Paraprosdokians. What in the world are they? They’re not the latest in foodie fashion nor are they some strange being from a Star Wars film. It’s definitely hard to spell and even more difficult to pronounce. So why bother, right? Actually, they are more common than we realize because paraprosdokians are a figure of speech in which the latter part of a sentence or phrase is surprising or unexpected, and is frequently humorous. For example, “Where there is a will, I want to be in it.” Or, “I used to be indecisive but now I’m not so sure.” Maybe you haven’t heard those specific examples but I’ll bet you’re familiar with Henny Youngman’s well known comment, “Take my wife…please.” That’s called as a paraprosdokian.
Many famous people have contributed to the ever-growing list of paraprosdokians—Einstein, Oscar Wilde, and Alexandre Dumas to name a few. As far back as the first and second century, Aristotle along with many other Greek philosophers offered unexpected twists in their words of wisdom with such comments as, “On his feet he wore…blisters.” However, the word didn’t appear in print until 1891 when it was mentioned in a humorous article published in Punch magazine.
The inventions of radio and television set the stage for increased use of paraprosdokians in the 20th century. Even though children probably have had no idea about them, they’ve heard the classic: “Time flies like an arrow, fruit flies like a banana.” These witticisms are also widely used online because it is a good excuse for repeating choice quotes by clever writers.

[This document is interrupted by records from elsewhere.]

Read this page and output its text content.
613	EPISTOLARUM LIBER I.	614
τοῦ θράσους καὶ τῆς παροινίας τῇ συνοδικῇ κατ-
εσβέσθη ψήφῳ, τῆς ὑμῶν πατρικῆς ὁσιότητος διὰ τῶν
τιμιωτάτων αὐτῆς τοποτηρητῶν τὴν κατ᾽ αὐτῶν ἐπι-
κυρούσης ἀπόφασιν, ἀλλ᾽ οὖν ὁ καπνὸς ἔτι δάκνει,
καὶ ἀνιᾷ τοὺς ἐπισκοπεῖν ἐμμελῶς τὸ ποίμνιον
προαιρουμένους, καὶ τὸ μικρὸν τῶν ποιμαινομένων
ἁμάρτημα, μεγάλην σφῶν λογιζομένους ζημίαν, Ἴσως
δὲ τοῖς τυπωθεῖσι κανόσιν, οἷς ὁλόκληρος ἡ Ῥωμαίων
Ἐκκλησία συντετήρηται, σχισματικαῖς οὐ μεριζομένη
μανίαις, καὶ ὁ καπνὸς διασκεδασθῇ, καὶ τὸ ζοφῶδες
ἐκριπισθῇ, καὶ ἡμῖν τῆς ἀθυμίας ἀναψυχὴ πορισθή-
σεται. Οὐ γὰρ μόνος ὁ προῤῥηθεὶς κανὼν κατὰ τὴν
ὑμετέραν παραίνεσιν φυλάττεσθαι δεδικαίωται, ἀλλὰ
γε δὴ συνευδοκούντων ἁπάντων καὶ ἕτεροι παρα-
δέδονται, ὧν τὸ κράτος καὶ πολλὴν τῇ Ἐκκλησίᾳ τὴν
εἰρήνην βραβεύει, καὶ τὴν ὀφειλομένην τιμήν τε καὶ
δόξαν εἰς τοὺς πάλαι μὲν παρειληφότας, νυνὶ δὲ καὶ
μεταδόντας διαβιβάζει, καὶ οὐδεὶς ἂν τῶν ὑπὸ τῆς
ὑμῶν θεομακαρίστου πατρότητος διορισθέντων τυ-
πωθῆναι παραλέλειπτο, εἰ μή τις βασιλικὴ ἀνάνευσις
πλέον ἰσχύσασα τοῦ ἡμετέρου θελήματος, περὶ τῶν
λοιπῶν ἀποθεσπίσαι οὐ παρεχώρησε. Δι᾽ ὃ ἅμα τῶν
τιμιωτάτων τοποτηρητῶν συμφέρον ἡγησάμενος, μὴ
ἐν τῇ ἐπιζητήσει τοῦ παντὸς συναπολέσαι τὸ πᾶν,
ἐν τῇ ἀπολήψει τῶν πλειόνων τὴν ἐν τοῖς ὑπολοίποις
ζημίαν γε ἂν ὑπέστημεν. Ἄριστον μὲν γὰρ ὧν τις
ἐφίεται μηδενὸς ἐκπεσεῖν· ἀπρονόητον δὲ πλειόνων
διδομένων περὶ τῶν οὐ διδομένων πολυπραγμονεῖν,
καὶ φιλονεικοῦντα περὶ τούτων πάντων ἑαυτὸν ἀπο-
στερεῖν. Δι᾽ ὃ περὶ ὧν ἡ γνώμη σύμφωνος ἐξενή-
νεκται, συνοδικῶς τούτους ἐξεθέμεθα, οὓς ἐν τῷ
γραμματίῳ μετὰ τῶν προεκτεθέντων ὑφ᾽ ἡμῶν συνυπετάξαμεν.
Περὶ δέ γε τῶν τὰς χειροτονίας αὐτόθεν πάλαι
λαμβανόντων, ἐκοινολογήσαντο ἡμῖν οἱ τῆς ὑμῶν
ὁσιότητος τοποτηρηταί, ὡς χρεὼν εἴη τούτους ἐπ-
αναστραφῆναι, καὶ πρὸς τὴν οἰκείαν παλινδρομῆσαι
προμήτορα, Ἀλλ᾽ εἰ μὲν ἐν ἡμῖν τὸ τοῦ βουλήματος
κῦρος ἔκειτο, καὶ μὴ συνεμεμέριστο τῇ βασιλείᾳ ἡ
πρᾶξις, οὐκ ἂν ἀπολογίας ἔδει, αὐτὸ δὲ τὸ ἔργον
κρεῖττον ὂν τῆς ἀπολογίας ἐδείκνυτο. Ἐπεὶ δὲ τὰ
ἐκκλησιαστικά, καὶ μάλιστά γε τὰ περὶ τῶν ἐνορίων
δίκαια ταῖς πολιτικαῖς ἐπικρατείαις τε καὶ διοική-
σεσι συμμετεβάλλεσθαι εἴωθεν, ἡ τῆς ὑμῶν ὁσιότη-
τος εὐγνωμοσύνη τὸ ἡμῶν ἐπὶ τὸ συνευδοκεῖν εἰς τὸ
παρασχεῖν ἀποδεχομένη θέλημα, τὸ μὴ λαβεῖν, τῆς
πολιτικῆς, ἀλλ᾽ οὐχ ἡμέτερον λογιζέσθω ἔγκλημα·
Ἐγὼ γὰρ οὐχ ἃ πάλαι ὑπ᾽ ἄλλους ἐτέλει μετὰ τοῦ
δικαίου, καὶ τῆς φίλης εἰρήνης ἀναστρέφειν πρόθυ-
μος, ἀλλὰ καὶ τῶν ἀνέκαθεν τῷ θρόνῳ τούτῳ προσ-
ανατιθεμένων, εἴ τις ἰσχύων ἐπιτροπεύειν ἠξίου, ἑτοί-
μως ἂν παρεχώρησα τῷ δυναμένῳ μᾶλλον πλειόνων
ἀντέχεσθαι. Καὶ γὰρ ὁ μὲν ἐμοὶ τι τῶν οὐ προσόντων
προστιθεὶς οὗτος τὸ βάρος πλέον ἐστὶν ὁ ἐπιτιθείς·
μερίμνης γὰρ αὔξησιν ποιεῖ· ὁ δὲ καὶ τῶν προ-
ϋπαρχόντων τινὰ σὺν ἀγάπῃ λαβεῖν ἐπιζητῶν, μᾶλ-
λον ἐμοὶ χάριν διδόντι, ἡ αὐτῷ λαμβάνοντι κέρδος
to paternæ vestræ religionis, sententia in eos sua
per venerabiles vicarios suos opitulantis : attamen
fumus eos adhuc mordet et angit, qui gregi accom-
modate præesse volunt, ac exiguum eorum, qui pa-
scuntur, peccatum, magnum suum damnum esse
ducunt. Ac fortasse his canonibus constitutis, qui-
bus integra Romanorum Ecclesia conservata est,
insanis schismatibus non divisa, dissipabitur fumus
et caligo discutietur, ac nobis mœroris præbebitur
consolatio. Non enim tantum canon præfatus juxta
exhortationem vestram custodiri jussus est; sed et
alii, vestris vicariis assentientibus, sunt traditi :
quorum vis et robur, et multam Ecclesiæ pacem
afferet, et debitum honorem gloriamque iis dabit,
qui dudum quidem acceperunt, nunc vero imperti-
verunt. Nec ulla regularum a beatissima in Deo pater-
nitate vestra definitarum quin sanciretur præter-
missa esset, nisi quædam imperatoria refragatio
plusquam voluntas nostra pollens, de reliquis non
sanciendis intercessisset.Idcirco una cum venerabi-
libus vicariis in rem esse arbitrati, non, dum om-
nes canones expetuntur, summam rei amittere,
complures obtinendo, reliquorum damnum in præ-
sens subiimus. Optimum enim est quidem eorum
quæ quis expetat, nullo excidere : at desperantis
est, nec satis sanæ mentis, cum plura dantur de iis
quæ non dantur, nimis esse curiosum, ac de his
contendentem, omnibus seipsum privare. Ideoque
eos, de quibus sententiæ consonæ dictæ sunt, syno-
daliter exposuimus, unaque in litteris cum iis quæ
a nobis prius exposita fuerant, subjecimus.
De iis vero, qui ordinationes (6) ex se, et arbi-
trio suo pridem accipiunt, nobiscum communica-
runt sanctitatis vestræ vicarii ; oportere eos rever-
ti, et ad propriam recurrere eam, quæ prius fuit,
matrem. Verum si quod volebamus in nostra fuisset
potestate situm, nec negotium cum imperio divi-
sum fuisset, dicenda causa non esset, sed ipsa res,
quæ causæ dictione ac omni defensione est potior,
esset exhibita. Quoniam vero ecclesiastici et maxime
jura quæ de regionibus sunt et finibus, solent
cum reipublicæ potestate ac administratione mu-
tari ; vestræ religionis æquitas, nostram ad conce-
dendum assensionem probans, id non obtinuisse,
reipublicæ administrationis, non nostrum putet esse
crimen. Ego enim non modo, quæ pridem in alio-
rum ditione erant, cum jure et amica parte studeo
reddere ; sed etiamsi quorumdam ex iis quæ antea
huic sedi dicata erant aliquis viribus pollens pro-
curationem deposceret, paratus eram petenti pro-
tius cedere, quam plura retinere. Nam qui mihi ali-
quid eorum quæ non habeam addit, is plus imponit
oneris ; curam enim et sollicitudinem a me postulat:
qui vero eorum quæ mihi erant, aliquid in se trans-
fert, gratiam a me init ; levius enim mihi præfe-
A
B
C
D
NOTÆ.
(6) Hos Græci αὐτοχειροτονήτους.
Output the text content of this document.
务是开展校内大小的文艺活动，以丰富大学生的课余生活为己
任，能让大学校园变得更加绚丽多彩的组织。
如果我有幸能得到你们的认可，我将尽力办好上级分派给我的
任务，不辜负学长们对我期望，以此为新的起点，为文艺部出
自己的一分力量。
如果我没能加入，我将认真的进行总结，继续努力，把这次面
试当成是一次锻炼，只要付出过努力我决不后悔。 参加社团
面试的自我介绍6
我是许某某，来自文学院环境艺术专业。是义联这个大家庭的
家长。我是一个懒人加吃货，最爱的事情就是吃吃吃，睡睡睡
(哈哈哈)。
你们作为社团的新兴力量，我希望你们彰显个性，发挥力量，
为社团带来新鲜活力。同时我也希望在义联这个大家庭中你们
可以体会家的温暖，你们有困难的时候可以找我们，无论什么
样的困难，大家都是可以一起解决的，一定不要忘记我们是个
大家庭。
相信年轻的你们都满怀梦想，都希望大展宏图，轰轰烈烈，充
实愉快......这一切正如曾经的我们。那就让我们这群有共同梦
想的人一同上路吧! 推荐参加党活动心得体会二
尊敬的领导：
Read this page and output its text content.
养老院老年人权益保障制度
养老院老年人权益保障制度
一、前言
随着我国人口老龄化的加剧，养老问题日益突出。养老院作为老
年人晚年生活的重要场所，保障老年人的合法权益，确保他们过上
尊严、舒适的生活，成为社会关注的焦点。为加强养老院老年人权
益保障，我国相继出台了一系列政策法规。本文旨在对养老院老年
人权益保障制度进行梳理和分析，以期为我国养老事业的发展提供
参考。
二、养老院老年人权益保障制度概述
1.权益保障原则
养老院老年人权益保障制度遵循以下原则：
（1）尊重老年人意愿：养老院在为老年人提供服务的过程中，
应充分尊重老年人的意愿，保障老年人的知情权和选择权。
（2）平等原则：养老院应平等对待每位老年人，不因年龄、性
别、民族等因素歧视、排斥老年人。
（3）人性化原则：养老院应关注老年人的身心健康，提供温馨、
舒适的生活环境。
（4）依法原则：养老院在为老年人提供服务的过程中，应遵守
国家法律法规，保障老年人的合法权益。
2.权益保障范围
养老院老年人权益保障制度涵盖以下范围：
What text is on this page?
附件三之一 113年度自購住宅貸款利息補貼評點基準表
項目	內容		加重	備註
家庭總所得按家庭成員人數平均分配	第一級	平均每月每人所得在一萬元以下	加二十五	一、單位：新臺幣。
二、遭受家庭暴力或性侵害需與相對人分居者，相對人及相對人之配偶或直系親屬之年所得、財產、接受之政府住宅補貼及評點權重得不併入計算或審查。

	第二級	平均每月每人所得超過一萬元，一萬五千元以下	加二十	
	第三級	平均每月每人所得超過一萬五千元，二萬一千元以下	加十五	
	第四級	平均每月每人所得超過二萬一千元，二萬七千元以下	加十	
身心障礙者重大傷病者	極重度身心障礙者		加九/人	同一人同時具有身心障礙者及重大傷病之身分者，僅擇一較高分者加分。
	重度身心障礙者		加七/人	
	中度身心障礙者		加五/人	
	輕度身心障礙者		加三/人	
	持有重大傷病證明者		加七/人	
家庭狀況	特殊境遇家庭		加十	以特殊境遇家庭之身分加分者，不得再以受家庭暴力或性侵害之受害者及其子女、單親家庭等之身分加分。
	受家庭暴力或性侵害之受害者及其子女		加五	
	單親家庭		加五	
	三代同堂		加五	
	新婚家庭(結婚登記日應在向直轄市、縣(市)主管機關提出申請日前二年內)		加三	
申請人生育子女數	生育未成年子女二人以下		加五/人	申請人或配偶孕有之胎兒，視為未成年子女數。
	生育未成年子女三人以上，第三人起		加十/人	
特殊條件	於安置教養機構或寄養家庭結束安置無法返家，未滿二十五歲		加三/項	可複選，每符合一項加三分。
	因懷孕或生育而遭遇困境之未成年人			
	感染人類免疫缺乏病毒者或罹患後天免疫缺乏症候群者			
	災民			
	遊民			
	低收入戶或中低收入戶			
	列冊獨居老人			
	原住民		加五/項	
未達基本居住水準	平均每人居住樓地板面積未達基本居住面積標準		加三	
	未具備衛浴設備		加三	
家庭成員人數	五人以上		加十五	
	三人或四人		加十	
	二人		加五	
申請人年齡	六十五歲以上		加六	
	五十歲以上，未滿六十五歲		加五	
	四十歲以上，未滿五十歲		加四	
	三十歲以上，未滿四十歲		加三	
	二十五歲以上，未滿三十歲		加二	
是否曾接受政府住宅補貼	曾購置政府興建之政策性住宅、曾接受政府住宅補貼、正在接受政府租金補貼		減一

Due to the skillful juxtaposition of meaning, the paraprosdokians are most often used for humorous effect—a sentence or phrase starts heading one way and ends going in a different, unexpected direction. It’s like driving to San Francisco and ending up in San Diego. The results are often hilarious, insightful and fun. This technique made some comedians very famous—Groucho Marx, Don Rickles, Steven Wright and others.
A search in Google nets more than 43,900 results. Despite the well-established usage of the term in print and online, curiously, the word does not appear in the authoritative Oxford English Dictionary and most if not all, American print-edition dictionaries. Strange how a word of ancient Greek origin isn’t considered worthy enough to be in the OED. Like Rodney Dangerfield said, the word paraprosdokian “gets no respect.”
If there’s one thing I’ve learned writing this column, it’s how to spell paraprosdokians. As for pronouncing it, I’m not so sure. Creating one? I’ll leave that to the “pros.”